Книга: Дни
Назад: 29
Дальше: 30

12.48

Гордон находит то место, где они с Линдой уговорились встретиться, благодаря скорее везению, чем трезвомыслию. Пока он в состоянии шока бродил из отдела в отдел, умение ориентироваться, по счастью, не покинуло его.
Линда уже ждет мужа у входа в отдел «Осветительные приборы», в руках у нее фирменный пакетик «Дней». Гордон опоздал на три с половиной минуты, и тот факт, что она никак не комментирует его опоздание, при любых других обстоятельствах мог бы расцениваться как сигнал тревоги. Когда Линда не распекает его за какую-то провинность, это обычно означает, что она размышляет о какой-то другой, предыдущей его провинности, куда более серьезной, причем дает ему знать об этом, лишь заставив вволю помучиться в попытках понять, что же он еще натворил. Впрочем, в данный момент Гордона не заботит презрение Линды; его заботит мысль о том, как бы поскорее выбраться из «Дней».

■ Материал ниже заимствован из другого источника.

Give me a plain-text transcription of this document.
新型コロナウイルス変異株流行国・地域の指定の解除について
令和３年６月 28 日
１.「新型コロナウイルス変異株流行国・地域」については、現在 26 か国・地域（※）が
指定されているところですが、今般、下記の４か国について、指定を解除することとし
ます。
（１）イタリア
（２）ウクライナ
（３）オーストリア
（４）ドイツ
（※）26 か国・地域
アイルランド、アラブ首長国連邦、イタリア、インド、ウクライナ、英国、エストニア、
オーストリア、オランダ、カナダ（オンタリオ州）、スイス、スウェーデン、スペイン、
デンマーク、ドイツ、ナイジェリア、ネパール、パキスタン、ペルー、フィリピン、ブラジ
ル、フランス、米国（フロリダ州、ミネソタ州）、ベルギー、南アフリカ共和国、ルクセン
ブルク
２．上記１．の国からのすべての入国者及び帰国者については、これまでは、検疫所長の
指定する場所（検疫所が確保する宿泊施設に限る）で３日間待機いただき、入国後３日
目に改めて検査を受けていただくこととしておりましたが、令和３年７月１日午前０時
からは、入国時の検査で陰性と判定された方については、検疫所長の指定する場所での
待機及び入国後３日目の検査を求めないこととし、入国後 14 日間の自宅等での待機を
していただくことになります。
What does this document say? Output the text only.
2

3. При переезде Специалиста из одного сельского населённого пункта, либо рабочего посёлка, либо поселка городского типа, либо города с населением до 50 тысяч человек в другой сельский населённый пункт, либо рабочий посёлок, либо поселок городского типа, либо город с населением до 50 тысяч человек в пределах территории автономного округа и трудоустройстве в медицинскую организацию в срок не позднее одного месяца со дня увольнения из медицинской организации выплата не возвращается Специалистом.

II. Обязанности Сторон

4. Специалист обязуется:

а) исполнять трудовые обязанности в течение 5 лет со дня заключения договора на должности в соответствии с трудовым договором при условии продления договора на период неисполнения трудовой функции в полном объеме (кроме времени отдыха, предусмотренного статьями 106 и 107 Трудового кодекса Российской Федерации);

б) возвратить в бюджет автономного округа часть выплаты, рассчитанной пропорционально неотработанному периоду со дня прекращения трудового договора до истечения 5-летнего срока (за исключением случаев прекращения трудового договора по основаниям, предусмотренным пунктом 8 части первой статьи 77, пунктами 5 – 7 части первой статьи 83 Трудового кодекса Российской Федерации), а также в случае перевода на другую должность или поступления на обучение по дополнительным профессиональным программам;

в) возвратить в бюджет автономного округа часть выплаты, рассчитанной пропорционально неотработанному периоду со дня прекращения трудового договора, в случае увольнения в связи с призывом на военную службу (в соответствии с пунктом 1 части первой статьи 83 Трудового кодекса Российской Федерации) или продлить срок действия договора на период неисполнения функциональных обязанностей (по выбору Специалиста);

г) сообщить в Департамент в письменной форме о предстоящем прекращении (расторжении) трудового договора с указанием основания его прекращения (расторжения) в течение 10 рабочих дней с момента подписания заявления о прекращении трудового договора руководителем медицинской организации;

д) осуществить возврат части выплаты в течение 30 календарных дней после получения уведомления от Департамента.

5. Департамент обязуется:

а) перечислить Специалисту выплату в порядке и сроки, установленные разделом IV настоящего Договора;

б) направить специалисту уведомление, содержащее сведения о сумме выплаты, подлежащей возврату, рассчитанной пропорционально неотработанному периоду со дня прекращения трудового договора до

– Пойдем домой, а? – вот первые слова, какие срываются с его языка, когда он подходит к ней, заслоняя глаза от золотого блеска, исходящего из ближайшей галереи.
Этот же свет окутывает лицо Линды каким-то удивительно нежным, ангельским сиянием.
– Что у тебя с рукой, Гордон?
– Пустяк. Ну что? Пошли домой?
– Дай-ка взглянуть.
Гордон неохотно позволяет ей рассмотреть пораненную руку.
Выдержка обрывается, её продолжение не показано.